Palin visits a health spa and ends up "unexpectedly" sitting in a mudbath next to the current Miss World, who happens to have the next day or two free to accompany him around the city. Pleasant experience for Michael I'm sure and a coup for the research team, but how did this advance our understanding of New Europe?
The formula is tired, predictable and above all dishonest. This side of WWF, once an audience start feeling duped, they rapidly loose empathy with a programme and its presenter. I watched three episodes at random, and I grew increasingly frustrated. The interviews were superficial, with Palin politely asking shallow and uninspired questions. There was no real engagement and debate, no trying to unravel the real web of tension that is New Europe, just Palin majoring in his role of the slightly awkward but polite uncle at a family wedding.

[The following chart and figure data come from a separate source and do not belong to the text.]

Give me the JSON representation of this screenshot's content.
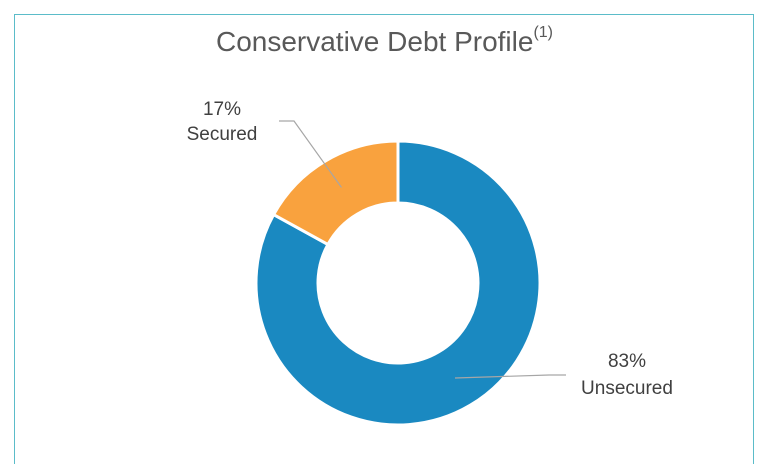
{
  "chart_data": {
    "type": "pie",
    "title": "Conservative Debt Profile",
    "title_superscript": "(1)",
    "donut": true,
    "slices": [
      {
        "label": "Unsecured",
        "value": 83,
        "value_label": "83%",
        "color": "#1a89c1"
      },
      {
        "label": "Secured",
        "value": 17,
        "value_label": "17%",
        "color": "#f9a23e"
      }
    ]
  }
}
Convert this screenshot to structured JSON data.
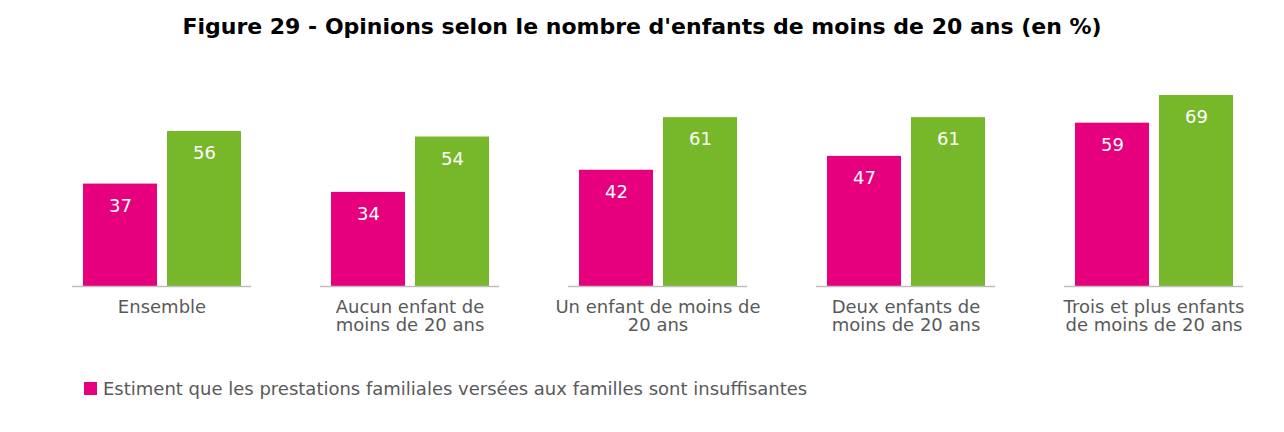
{
  "chart_data": {
    "type": "bar",
    "title": "Figure 29 - Opinions selon le nombre d'enfants de moins de 20 ans (en %)",
    "categories": [
      "Ensemble",
      "Aucun enfant de moins de 20 ans",
      "Un enfant de moins de 20 ans",
      "Deux enfants de moins de 20 ans",
      "Trois et plus enfants de moins de 20 ans"
    ],
    "series": [
      {
        "name": "Estiment que les prestations familiales versées aux familles sont insuffisantes",
        "color": "#e6007e",
        "values": [
          37,
          34,
          42,
          47,
          59
        ]
      },
      {
        "name": null,
        "color": "#76b82a",
        "values": [
          56,
          54,
          61,
          61,
          69
        ]
      }
    ],
    "ylim": [
      0,
      69
    ],
    "tick_labels": "x",
    "grid": false,
    "data_labels": true,
    "legend": "bottom-left"
  }
}
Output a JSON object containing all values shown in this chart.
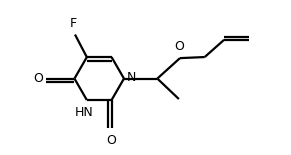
{
  "bg_color": "#ffffff",
  "bond_color": "#000000",
  "text_color": "#000000",
  "line_width": 1.6,
  "font_size": 9,
  "fig_width": 2.91,
  "fig_height": 1.55,
  "dpi": 100,
  "xlim": [
    0.0,
    1.0
  ],
  "ylim": [
    0.0,
    0.72
  ]
}
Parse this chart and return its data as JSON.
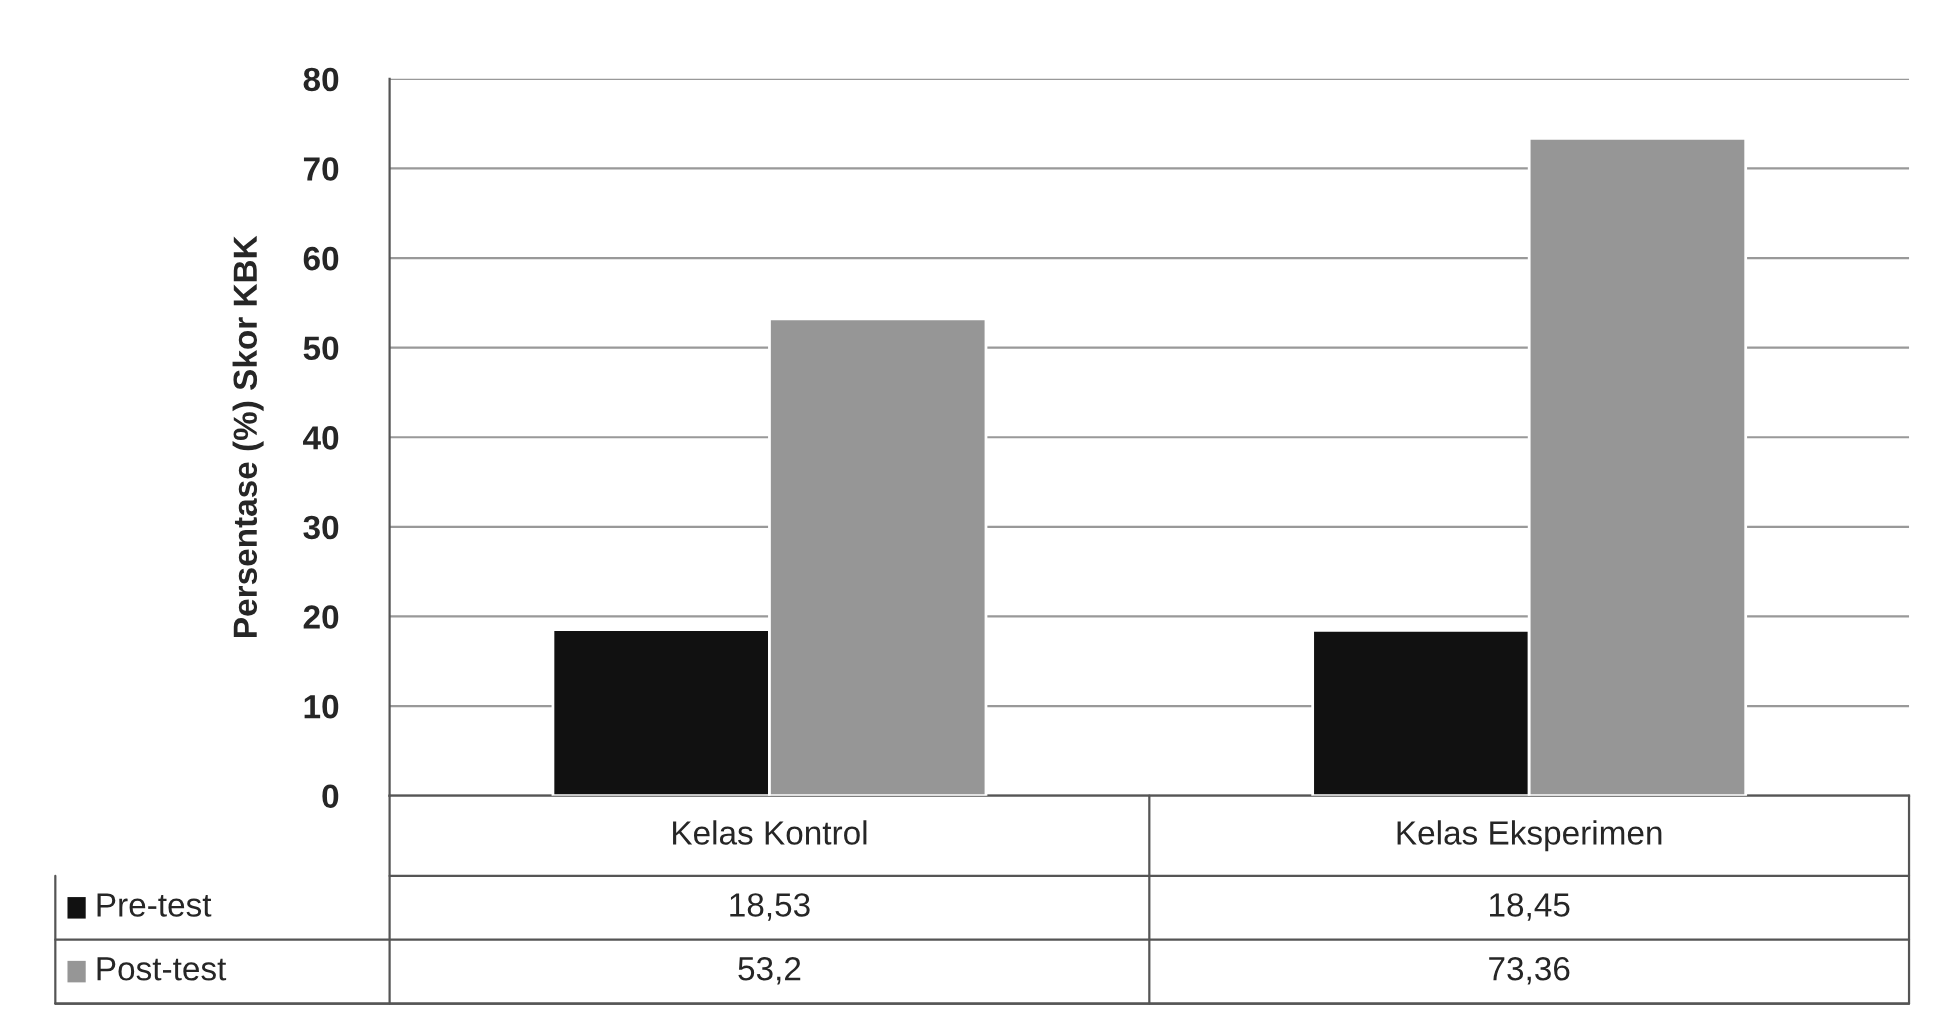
{
  "chart_data": {
    "type": "bar",
    "ylabel": "Persentase (%) Skor KBK",
    "categories": [
      "Kelas Kontrol",
      "Kelas Eksperimen"
    ],
    "series": [
      {
        "name": "Pre-test",
        "color": "#111111",
        "values": [
          18.53,
          18.45
        ],
        "value_labels": [
          "18,53",
          "18,45"
        ]
      },
      {
        "name": "Post-test",
        "color": "#969696",
        "values": [
          53.2,
          73.36
        ],
        "value_labels": [
          "53,2",
          "73,36"
        ]
      }
    ],
    "ylim": [
      0,
      80
    ],
    "yticks": [
      0,
      10,
      20,
      30,
      40,
      50,
      60,
      70,
      80
    ],
    "grid": "y",
    "legend": "bottom"
  }
}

As for the Boratesque historical and cultural insights - hey, we are not that dumb! In these days of budget airlines, one can safely assume that much of Palin's audience have themselves walked across Wenceclas Bridge, suntanned on the Adriatic and/or skied in Bulgaria. We know about the Berlin Wall, many of us have pieces at home. We watched Ceausescu's fall on TV in 1989. Some of us can even recall the essence of the Yalta Agreement. Yet these are the places and events presented by Palin like he's exposing some astounding novelties, and even these are dealt with superficially. This felt painfully patronising at times. Even in our soundbite times, BBC's target audience can surely cope with more substance.
There is little useful travel advice. I do not feel I got to know the places Palin visited any better, and I picked up precious little that would help equip me further for my travels. I cannot replicate most of Palin's exploits and encounters, as I do not have a team of researchers working months ahead to organise these.

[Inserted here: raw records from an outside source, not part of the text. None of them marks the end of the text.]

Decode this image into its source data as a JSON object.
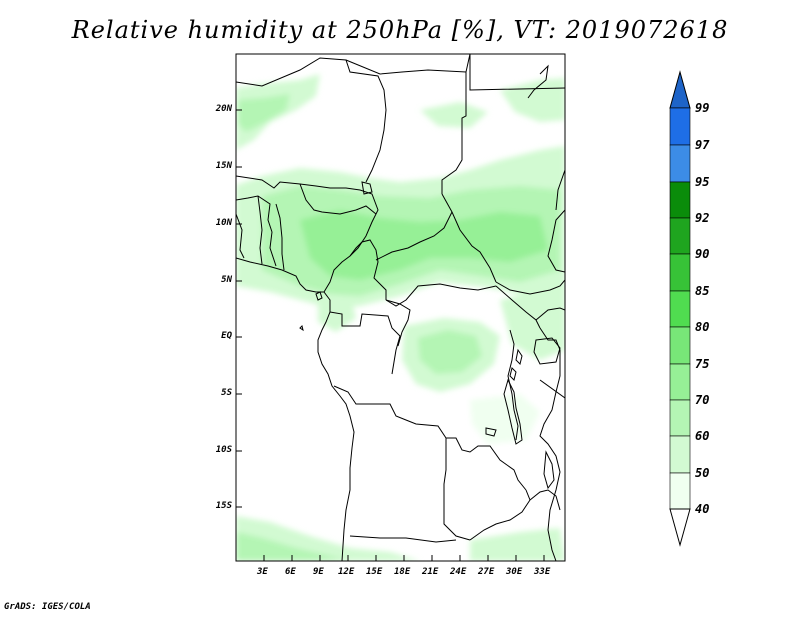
{
  "title": "Relative humidity at 250hPa [%], VT: 2019072618",
  "credit": "GrADS: IGES/COLA",
  "map": {
    "lat_labels": [
      "20N",
      "15N",
      "10N",
      "5N",
      "EQ",
      "5S",
      "10S",
      "15S"
    ],
    "lon_labels": [
      "3E",
      "6E",
      "9E",
      "12E",
      "15E",
      "18E",
      "21E",
      "24E",
      "27E",
      "30E",
      "33E"
    ]
  },
  "colorbar": {
    "labels": [
      "99",
      "97",
      "95",
      "92",
      "90",
      "85",
      "80",
      "75",
      "70",
      "60",
      "50",
      "40"
    ],
    "colors": [
      "#1e64c8",
      "#1e6ee6",
      "#3c8ce6",
      "#0a8c0a",
      "#1fa51f",
      "#37c337",
      "#50dc50",
      "#78e678",
      "#96f096",
      "#b4f5b4",
      "#d2fad2",
      "#f0fff0"
    ]
  }
}
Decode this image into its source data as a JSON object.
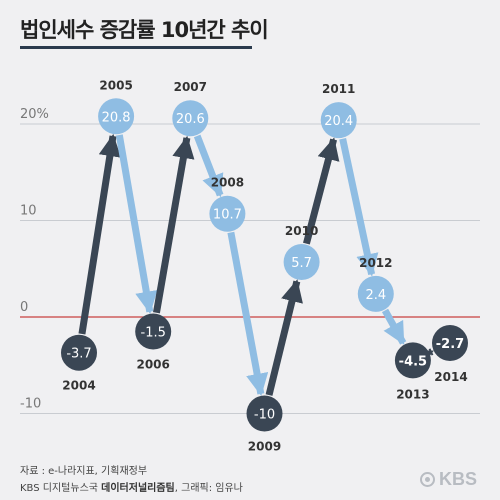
{
  "header": {
    "title": "법인세수 증감률 10년간 추이"
  },
  "chart_data": {
    "type": "line",
    "title": "법인세수 증감률 10년간 추이",
    "xlabel": "",
    "ylabel": "",
    "ylim": [
      -12,
      22
    ],
    "grid": true,
    "x": [
      2004,
      2005,
      2006,
      2007,
      2008,
      2009,
      2010,
      2011,
      2012,
      2013,
      2014
    ],
    "values": [
      -3.7,
      20.8,
      -1.5,
      20.6,
      10.7,
      -10,
      5.7,
      20.4,
      2.4,
      -4.5,
      -2.7
    ],
    "value_labels": [
      "-3.7",
      "20.8",
      "-1.5",
      "20.6",
      "10.7",
      "-10",
      "5.7",
      "20.4",
      "2.4",
      "-4.5",
      "-2.7"
    ],
    "year_labels": [
      "2004",
      "2005",
      "2006",
      "2007",
      "2008",
      "2009",
      "2010",
      "2011",
      "2012",
      "2013",
      "2014"
    ],
    "y_ticks": [
      {
        "value": 20,
        "label": "20%"
      },
      {
        "value": 10,
        "label": "10"
      },
      {
        "value": 0,
        "label": "0"
      },
      {
        "value": -10,
        "label": "-10"
      }
    ]
  },
  "colors": {
    "positive": "#8fbde3",
    "negative": "#3a4654",
    "zero_line": "#c84040",
    "grid": "#c9ccd1"
  },
  "footer": {
    "source": "자료 : e-나라지표, 기획재정부",
    "credit_prefix": "KBS 디지털뉴스국",
    "credit_team": "데이터저널리즘팀",
    "credit_suffix": ", 그래픽: 임유나",
    "logo": "KBS"
  }
}
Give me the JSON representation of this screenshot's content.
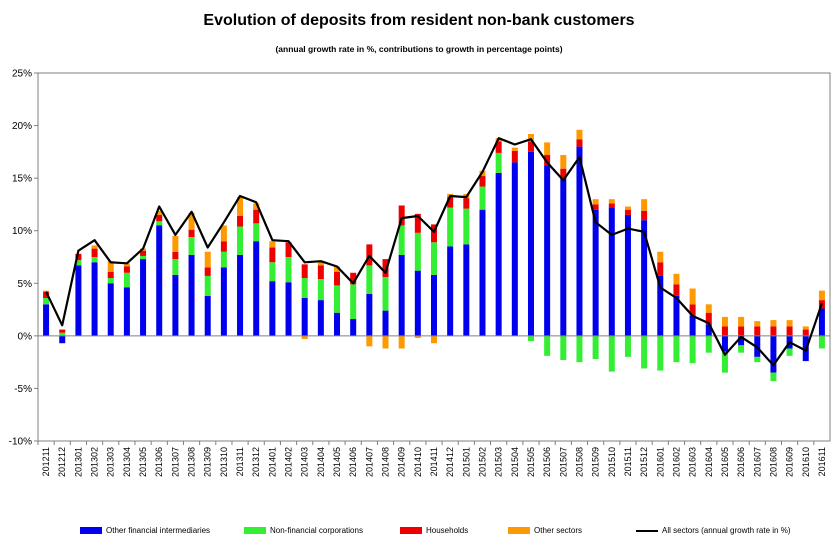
{
  "chart_data": {
    "type": "bar",
    "title": "Evolution of deposits from resident non-bank customers",
    "subtitle": "(annual growth rate in %, contributions to growth in percentage points)",
    "xlabel": "",
    "ylabel": "",
    "ylim": [
      -10,
      25
    ],
    "yticks": [
      "-10%",
      "-5%",
      "0%",
      "5%",
      "10%",
      "15%",
      "20%",
      "25%"
    ],
    "grid": false,
    "legend_position": "bottom",
    "stacked": true,
    "categories": [
      "201211",
      "201212",
      "201301",
      "201302",
      "201303",
      "201304",
      "201305",
      "201306",
      "201307",
      "201308",
      "201309",
      "201310",
      "201311",
      "201312",
      "201401",
      "201402",
      "201403",
      "201404",
      "201405",
      "201406",
      "201407",
      "201408",
      "201409",
      "201410",
      "201411",
      "201412",
      "201501",
      "201502",
      "201503",
      "201504",
      "201505",
      "201506",
      "201507",
      "201508",
      "201509",
      "201510",
      "201511",
      "201512",
      "201601",
      "201602",
      "201603",
      "201604",
      "201605",
      "201606",
      "201607",
      "201608",
      "201609",
      "201610",
      "201611"
    ],
    "series": [
      {
        "name": "Other financial intermediaries",
        "kind": "bar",
        "color": "#0000ee",
        "values": [
          3.0,
          -0.7,
          6.7,
          7.0,
          5.0,
          4.6,
          7.3,
          10.5,
          5.8,
          7.7,
          3.8,
          6.5,
          7.7,
          9.0,
          5.2,
          5.1,
          3.6,
          3.4,
          2.2,
          1.6,
          4.0,
          2.4,
          7.7,
          6.2,
          5.8,
          8.5,
          8.7,
          12.0,
          15.5,
          16.5,
          17.5,
          16.2,
          15.0,
          18.0,
          12.0,
          12.2,
          11.5,
          11.0,
          5.7,
          3.8,
          1.9,
          1.1,
          -1.5,
          -0.9,
          -2.0,
          -3.5,
          -1.2,
          -2.4,
          2.6
        ]
      },
      {
        "name": "Non-financial corporations",
        "kind": "bar",
        "color": "#33ee33",
        "values": [
          0.6,
          0.3,
          0.5,
          0.5,
          0.5,
          1.4,
          0.3,
          0.4,
          1.5,
          1.7,
          1.9,
          1.5,
          2.7,
          1.7,
          1.8,
          2.4,
          1.9,
          2.0,
          2.6,
          3.3,
          2.7,
          3.2,
          2.8,
          3.6,
          3.1,
          3.7,
          3.4,
          2.2,
          1.9,
          0.0,
          -0.5,
          -1.9,
          -2.3,
          -2.5,
          -2.2,
          -3.4,
          -2.0,
          -3.1,
          -3.3,
          -2.5,
          -2.6,
          -1.6,
          -2.0,
          -0.7,
          -0.5,
          -0.8,
          -0.7,
          0.0,
          -1.2
        ]
      },
      {
        "name": "Households",
        "kind": "bar",
        "color": "#ee0000",
        "values": [
          0.6,
          0.3,
          0.6,
          0.8,
          0.6,
          0.6,
          0.5,
          0.6,
          0.7,
          0.7,
          0.8,
          1.0,
          1.0,
          1.3,
          1.4,
          1.4,
          1.3,
          1.3,
          1.3,
          1.1,
          2.0,
          1.7,
          1.9,
          1.8,
          1.7,
          1.0,
          1.0,
          1.0,
          1.1,
          1.1,
          1.0,
          1.0,
          0.9,
          0.7,
          0.5,
          0.4,
          0.5,
          0.9,
          1.3,
          1.1,
          1.1,
          1.1,
          0.9,
          0.9,
          0.9,
          0.9,
          0.9,
          0.6,
          0.8
        ]
      },
      {
        "name": "Other sectors",
        "kind": "bar",
        "color": "#ff9900",
        "values": [
          0.1,
          0.0,
          0.0,
          0.3,
          1.0,
          0.3,
          0.2,
          0.4,
          1.5,
          1.6,
          1.5,
          1.5,
          1.8,
          0.6,
          0.6,
          0.0,
          -0.3,
          0.4,
          0.5,
          0.0,
          -1.0,
          -1.2,
          -1.2,
          -0.2,
          -0.7,
          0.3,
          0.4,
          0.5,
          0.3,
          0.3,
          0.7,
          1.2,
          1.3,
          0.9,
          0.5,
          0.4,
          0.3,
          1.1,
          1.0,
          1.0,
          1.5,
          0.8,
          0.9,
          0.9,
          0.5,
          0.6,
          0.6,
          0.3,
          0.9
        ]
      },
      {
        "name": "All sectors (annual growth rate in %)",
        "kind": "line",
        "color": "#000000",
        "values": [
          4.2,
          1.0,
          8.1,
          9.1,
          7.0,
          6.9,
          8.3,
          12.3,
          9.6,
          11.8,
          8.4,
          10.8,
          13.3,
          12.7,
          9.1,
          9.0,
          7.0,
          7.1,
          6.6,
          5.0,
          7.6,
          6.0,
          11.2,
          11.4,
          9.9,
          13.3,
          13.2,
          15.6,
          18.8,
          18.2,
          18.7,
          16.5,
          14.8,
          17.0,
          10.8,
          9.6,
          10.2,
          9.9,
          4.6,
          3.6,
          1.9,
          1.2,
          -1.8,
          -0.1,
          -1.1,
          -2.8,
          -0.6,
          -1.4,
          3.1
        ]
      }
    ]
  }
}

The series fizzled out on a Baltic beach. I was expecting Palin to finally synthesise his trip, to distil some interpretation and present his decomposition of the complexities of New Europe. Here was his chance to balance the superficiality of his "artificial vignettes" with some gravitas. I almost physically held my breath, willing him to turn things around with a closing piece of insightful analysis. No chance. After a couple of slender platitudes, Palin turned his back on the camera and walked along the Baltic beach. As another helicopter shot funded by TV licence payers panned across, the question that must have resonated in a thousand households was "is that all?!?".
If I sound bitter, it is because after decades of suffering from dictatorships, hardships, discontinuity and uncertainty, New Europe deserves much better that this superficial, artificial, formulaic and above all lazy treatment.